On 20th October 1813, two large 40-gun French frigates, the Alcmène [Captain Emeric] and the Iphigénie [Captain Villeneuve] sailed from Cherbourg on a six-month patrol. After taking two valuable English guineamen off the west coast of Africa, they proceeded to the Canaries where, over the ensuing weeks, they captured a further six prizes. Early on the morning of 16th January , they were sighted by the British '74 Venerable [Captain Worth], flying the flag of Admiral Philip Durham en route to the Caribbean to take up his appointment as C. in C. in the Leeward Islands, accompanied by the 22-gun frigate Cyane and a captured French prize brig, the Jason.
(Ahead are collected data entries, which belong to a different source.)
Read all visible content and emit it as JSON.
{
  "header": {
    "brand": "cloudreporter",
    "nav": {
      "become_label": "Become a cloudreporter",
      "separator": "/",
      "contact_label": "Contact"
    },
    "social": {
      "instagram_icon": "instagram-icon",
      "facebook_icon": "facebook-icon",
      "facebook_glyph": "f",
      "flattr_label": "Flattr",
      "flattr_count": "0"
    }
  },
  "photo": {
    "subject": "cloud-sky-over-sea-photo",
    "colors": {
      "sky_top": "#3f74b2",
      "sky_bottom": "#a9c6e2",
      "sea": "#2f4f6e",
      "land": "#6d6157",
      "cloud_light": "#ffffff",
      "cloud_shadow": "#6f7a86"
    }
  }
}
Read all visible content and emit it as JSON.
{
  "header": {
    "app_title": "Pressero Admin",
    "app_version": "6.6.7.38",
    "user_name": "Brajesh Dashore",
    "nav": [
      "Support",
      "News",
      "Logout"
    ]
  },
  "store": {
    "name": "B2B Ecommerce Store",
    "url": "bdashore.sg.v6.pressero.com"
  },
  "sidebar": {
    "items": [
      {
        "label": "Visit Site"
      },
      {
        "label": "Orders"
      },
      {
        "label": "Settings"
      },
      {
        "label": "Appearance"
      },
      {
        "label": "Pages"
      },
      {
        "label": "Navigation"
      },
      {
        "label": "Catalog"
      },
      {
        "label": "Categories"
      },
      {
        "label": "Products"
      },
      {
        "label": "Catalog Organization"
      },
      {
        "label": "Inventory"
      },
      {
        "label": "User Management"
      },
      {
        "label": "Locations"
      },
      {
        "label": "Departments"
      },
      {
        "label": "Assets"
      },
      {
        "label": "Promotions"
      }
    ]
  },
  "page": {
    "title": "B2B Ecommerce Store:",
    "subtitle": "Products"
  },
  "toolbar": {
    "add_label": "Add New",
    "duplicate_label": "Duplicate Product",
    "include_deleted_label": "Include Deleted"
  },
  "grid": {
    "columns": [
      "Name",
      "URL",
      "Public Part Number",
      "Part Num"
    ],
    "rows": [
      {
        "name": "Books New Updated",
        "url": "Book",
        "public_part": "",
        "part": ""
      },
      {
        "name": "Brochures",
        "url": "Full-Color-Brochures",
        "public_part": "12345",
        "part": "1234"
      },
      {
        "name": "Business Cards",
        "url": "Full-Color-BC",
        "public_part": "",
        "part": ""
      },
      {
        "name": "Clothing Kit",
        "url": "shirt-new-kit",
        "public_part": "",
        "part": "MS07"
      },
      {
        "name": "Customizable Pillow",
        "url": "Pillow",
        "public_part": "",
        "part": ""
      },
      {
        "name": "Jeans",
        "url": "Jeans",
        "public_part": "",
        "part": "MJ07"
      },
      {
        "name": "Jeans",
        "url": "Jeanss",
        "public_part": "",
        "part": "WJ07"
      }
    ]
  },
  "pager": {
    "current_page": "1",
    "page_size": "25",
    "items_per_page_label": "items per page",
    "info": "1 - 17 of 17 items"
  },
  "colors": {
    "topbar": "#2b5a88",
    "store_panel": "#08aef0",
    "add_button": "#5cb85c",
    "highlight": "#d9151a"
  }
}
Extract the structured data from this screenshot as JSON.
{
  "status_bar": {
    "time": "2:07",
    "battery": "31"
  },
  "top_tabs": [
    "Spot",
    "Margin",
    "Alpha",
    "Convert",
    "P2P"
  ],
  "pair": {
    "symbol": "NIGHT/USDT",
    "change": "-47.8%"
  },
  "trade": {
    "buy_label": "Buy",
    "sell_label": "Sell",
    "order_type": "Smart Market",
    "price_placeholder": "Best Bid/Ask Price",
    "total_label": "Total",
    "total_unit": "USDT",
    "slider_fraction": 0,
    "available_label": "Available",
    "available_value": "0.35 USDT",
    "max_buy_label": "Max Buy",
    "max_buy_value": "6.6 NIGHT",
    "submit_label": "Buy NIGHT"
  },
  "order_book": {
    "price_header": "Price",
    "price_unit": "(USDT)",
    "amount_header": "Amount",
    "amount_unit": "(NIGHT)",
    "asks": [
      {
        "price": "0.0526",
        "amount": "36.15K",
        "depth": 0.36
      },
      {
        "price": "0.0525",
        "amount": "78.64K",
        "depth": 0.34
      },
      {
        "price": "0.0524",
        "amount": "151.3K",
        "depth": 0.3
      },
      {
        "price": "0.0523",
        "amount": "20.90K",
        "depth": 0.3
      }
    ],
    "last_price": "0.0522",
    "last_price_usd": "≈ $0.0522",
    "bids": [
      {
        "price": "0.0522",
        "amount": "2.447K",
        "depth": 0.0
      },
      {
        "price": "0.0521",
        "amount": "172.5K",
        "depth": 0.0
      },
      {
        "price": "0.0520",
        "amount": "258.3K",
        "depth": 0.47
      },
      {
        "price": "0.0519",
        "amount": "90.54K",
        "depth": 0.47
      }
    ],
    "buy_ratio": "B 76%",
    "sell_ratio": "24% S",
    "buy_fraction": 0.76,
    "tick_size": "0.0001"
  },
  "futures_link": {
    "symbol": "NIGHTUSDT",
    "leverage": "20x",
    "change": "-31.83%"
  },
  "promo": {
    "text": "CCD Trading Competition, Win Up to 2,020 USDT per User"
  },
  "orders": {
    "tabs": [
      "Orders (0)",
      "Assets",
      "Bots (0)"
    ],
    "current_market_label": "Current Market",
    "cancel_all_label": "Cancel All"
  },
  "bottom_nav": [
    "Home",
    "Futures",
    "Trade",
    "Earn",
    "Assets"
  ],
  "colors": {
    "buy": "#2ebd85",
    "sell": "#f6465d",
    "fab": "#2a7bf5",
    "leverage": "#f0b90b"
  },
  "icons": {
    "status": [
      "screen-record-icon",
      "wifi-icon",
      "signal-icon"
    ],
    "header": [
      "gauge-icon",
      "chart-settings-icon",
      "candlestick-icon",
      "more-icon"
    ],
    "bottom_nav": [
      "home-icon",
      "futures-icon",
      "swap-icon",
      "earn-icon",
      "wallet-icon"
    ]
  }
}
Durham ordered Cyane to reconnoitre the two unknown frigates and, at 9.00am., she signalled that they were enemies. Venerable immediately gave chase and, despite the frigates' superior sailing qualities, gradually overhauled the two Frenchmen until she was able to open fire on the Alcmène at about 6.15pm. After a brief exchange, Alcmène than cut across Venerable's bow in an attempt to disable her bowsprit and foremast, thereby slowing her down and allowing the frigate to escape what would undoubtedly be a severely unequal fight. It is presumed that Captain Emeric had expected Iphigénie to run to his assistance but she did not and simply bore away under all sail to escape the scene. A further ten minutes of pounding by the powerful '74 sealed Alcmène's fate and, once Captain Worth and his boarding party had secured her main deck, Emeric had no alternative but to strike her colours and surrender. It had been a remarkably short but nevertheless furious action and French casualties were disproportionately high.
Whilst obviously pleased with their prize, Admiral Durham and Captain Worth felt the business was unfinished however, and sent Cyane and Jason to shadow the Iphigénie before Venerable finally caught up and captured her as well four days later, on 20th January.